辛亥革命(一)革命勃発

こんにちは。左大臣光永です。

実家の熊本に帰省しています。

本日は、熊本市植木町(うえきまち)を流れる合志(こうし)川沿いにある「旅館 平山」で温泉に入ってきました。

16畳ほどの小さな風呂で、壁に種田山頭火の句「分け入っても分け入っても青い山」と山々を前にたたずむ山頭火の絵が描いてあります。

お世辞にも上手な絵とはいえないですが、下手な絵は頭の中でデッサンや色彩を修正しながら見る楽しみがあって、よいです。

今日明日の二回で「辛亥革命」について語ります。

↓↓↓音声が再生されます↓↓

https://roudokus.com/mp3/Shingai1.mp3

辛亥革命。

1911年-12にかけて清国で起こった共和革命。鉄道国有化問題に端を発し、中国各地で暴動が勃発。革命軍は武昌と漢陽を武力制圧し、黎元洪(れい げんこう)を総督とする中華民国軍政府が成立。

その後、臨時大総統として孫文が選出され、すぐに辞任して清朝軍人の袁世凱が選出された。

1912年2月12日、宣統帝溥儀(6歳)の退位宣言勅書が発せられ、清朝は終焉。アジア初の共和制国家である「中華民国」が誕生した。

本日は第一回「革命勃発」です。

北京議定書と光緒新政

1899年-1900年の「義和団事変」の敗北によって清朝は日本と欧米列強11カ国との間に屈辱的な北京議定書を結ばされました。

一、清国に賠償金4億500万両の支払を課すこと
ニ、北京に公使館区域を設け、北京周辺の警備には外国の軍隊が当たること

ここに清朝の権威は地に落ち、1000年にわたって中国をささえていた儒教イデオロギーもゆらぎました。
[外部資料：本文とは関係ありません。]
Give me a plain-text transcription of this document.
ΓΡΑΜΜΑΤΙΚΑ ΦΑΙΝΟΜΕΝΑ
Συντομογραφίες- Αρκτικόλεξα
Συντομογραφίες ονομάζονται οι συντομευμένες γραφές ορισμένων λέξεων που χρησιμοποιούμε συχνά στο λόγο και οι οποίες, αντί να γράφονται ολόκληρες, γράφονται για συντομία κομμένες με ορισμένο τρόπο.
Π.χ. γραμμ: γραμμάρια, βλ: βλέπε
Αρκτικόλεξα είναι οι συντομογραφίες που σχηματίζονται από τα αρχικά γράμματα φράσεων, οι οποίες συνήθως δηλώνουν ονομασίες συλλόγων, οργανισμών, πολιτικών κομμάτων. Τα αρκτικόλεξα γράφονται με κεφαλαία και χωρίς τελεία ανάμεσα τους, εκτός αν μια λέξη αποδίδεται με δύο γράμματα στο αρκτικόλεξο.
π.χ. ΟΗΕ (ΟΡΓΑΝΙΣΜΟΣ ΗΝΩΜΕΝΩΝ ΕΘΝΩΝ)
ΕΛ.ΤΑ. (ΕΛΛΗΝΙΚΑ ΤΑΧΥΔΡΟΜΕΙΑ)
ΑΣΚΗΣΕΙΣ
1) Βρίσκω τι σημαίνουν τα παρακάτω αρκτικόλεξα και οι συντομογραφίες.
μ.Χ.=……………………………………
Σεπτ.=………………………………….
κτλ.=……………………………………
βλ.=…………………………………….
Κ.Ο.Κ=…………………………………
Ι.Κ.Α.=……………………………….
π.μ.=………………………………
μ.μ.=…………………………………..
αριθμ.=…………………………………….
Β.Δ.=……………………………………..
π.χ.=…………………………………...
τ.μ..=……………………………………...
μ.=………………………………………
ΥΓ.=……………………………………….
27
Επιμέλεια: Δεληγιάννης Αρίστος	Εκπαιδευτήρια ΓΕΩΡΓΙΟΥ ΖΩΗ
「儒教、儒教って、古臭いこといってるから列強の食い物にされるんだ」

という反省から、清朝内部では西太后の主導により政治改革がおこなわれました。

教育を普及し、産業を振興し、近代化をめざしました。これを「光緒新政(こうしょしんせい)」といいます。

光緒新政の具体的な政策としては、儒教教育を西洋式教育に切り替えたこと、欧米、日本留学を推奨したことが挙げられます。

とくに日本へは、さかんに留学生を送りました。明治維新後、わずかな年月で近代化を成し遂げた日本に学ぼうとしたんですね。

1905年-6年には日本国内の中国人留学生は8000人にのぼったと記録されています。

孫文

一方、清朝そのものを打倒しようという動きも出てきました。

その筆頭が、孫文です。

孫文は1866年、広東省香山(こうざん)県のまずしい農家の三男三女の五番目として生まれました。

北京を頂点とする官僚社会のシステムからは完全にあぶれていましたが、孫文の兄はハワイのオアフ島に移住し農場経営と商売に成功していました(後、破産)。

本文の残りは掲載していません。